Those words set the table for Britney: For the Record, the documentary airing exclusively on MTV and Logo Sunday, Nov. 30. Based on the first 30 minutes (screened for reporters on Thursday), those attests would seem to be true.

What starts out with a folksy "day in the life" moment — dad Jamie prepares for Britney some cheese grits, which he dubs the "breakfast of champions" for Southern girls — soon segues into a series of candid close-up chats with the rollercoaster-riding pop star.

From the start, no punches are pulled. Asked point blank if she "knows" that her life is "weird," Britney shakes her head and responds, "It's all I've ever known. I don't see it as being weird."

"I've been through a lot the past two to three years," she goes on to say. And during that testing time, she admits, "I totally lost my way. I lost my focus. I lost myself."

Spears points some fingers at outsiders ("I let people in my life who were bad for me," she says, "and I paid the consequences") as well as the oppressive media. Punctuated by footage of the paparazzi making it impossible for her to do some shopping, Spears likens her world to a prison — except that "when you go to jail, there's a time when you get out."

In many of the sit-down segments, Spears appears numbed by her recent travails, and anxious to reclaim some normality. "I don't feel like [my life] is out of control; it's too in control," she observes, likening its repetitiveness to the movie Groundhog Day. The unregulated unpredictability of a regular person's life is what she covets.

Though Spears often is in the company of personal assistants, dance coaches and such, she wonders aloud if anyone in her inner circle actually listens to her as she lets slip expressions of unhappiness and anxiety. And yet she accepts that sense of helplessness for what it is. "It's better not to feel anything at all and have hope than to feel the other way," she says before being overcome by tears. Wiping them away, she confesses with a whisper, "I'm sad."

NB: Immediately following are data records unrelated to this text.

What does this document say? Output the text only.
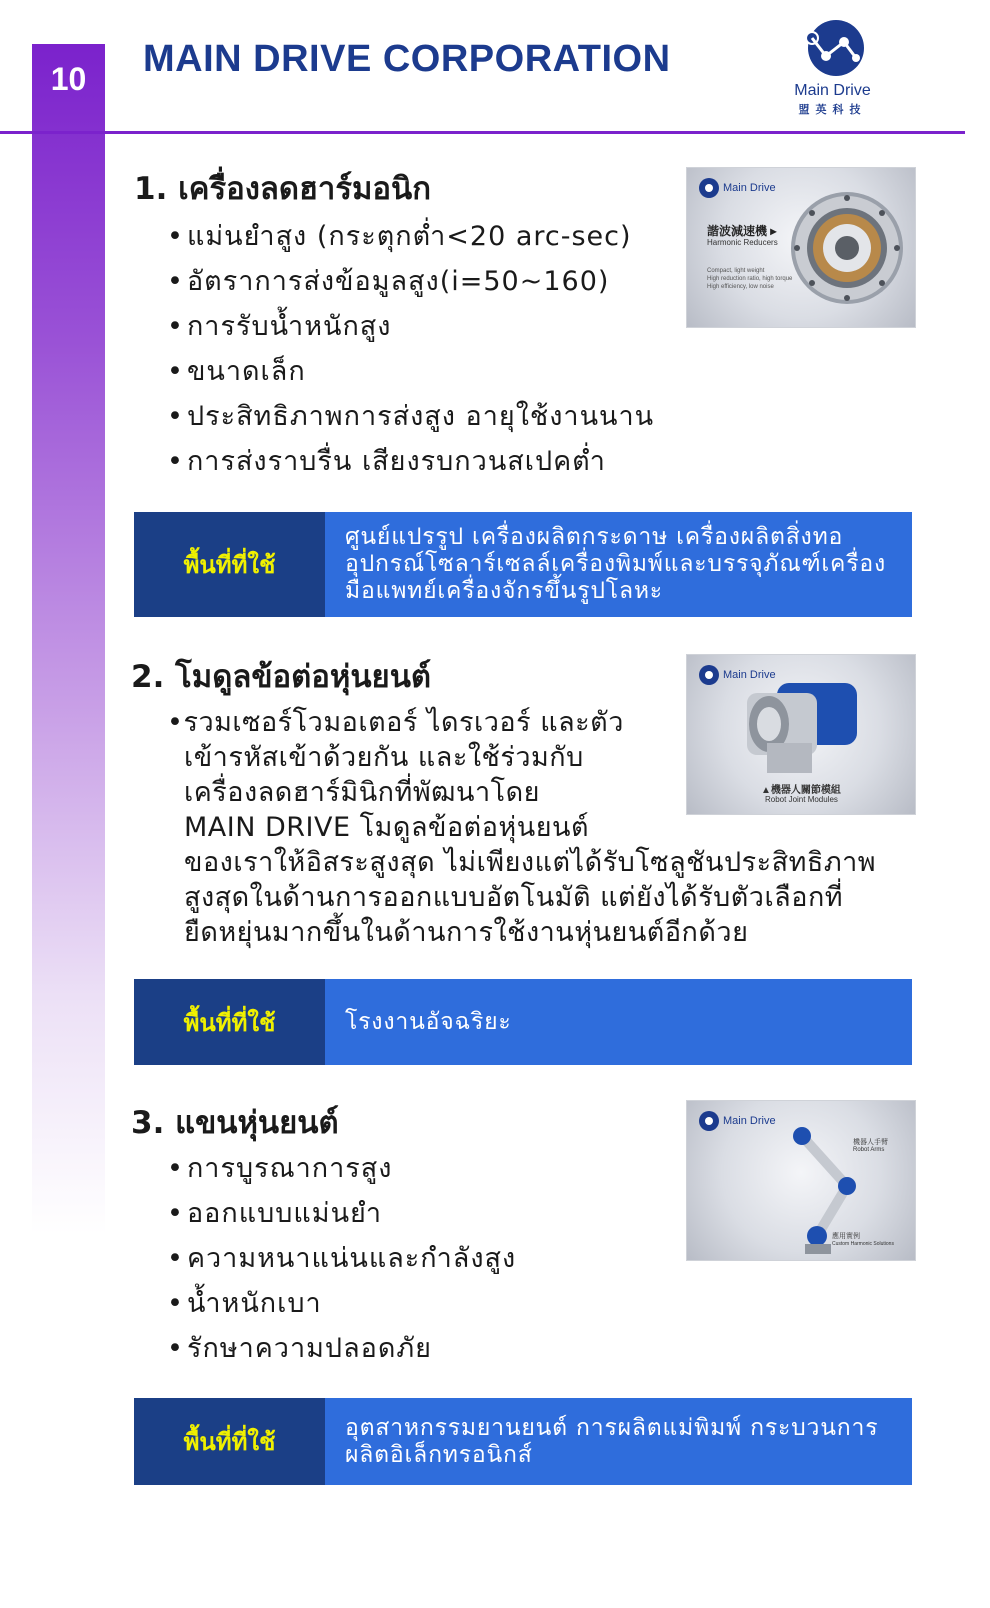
10	MAIN DRIVE CORPORATION
Main Drive
盟英科技
1. เครื่องลดฮาร์มอนิก
• แม่นยำสูง (กระตุกต่ำ<20 arc-sec)
• อัตราการส่งข้อมูลสูง(i=50~160)
• การรับน้ำหนักสูง
• ขนาดเล็ก
• ประสิทธิภาพการส่งสูง อายุใช้งานนาน
• การส่งราบรื่น เสียงรบกวนสเปคต่ำ
Main Drive
諧波減速機 ▸
Harmonic Reducers
Compact, light weight
High reduction ratio, high torque
High efficiency, low noise
พื้นที่ที่ใช้
ศูนย์แปรรูป เครื่องผลิตกระดาษ เครื่องผลิตสิ่งทอ อุปกรณ์โซลาร์เซลล์เครื่องพิมพ์และบรรจุภัณฑ์เครื่องมือแพทย์เครื่องจักรขึ้นรูปโลหะ
2. โมดูลข้อต่อหุ่นยนต์
•รวมเซอร์โวมอเตอร์ ไดรเวอร์ และตัว
เข้ารหัสเข้าด้วยกัน และใช้ร่วมกับ
เครื่องลดฮาร์มินิกที่พัฒนาโดย
MAIN DRIVE โมดูลข้อต่อหุ่นยนต์
ของเราให้อิสระสูงสุด ไม่เพียงแต่ได้รับโซลูชันประสิทธิภาพ
สูงสุดในด้านการออกแบบอัตโนมัติ แต่ยังได้รับตัวเลือกที่
ยืดหยุ่นมากขึ้นในด้านการใช้งานหุ่นยนต์อีกด้วย
Main Drive
▲機器人關節模組
Robot Joint Modules
พื้นที่ที่ใช้	โรงงานอัจฉริยะ
3. แขนหุ่นยนต์
• การบูรณาการสูง
• ออกแบบแม่นยำ
• ความหนาแน่นและกำลังสูง
• น้ำหนักเบา
• รักษาความปลอดภัย
Main Drive
機器人手臂
Robot Arms
應用實例
Custom Harmonic Solutions
พื้นที่ที่ใช้
อุตสาหกรรมยานยนต์ การผลิตแม่พิมพ์ กระบวนการผลิตอิเล็กทรอนิกส์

In these first 30 minutes, a picture is painted of a Britney who, yes, sought the spotlight, but now has come to realize the price she has paid for her celebrated successes (and just-as-public failures). Yet each admission and every lament comes across not as a complaint, but as a documented cry for help. Still, she knows to keep her woes in check. After all, she says, "There are people out there who have it a lot worse than I do."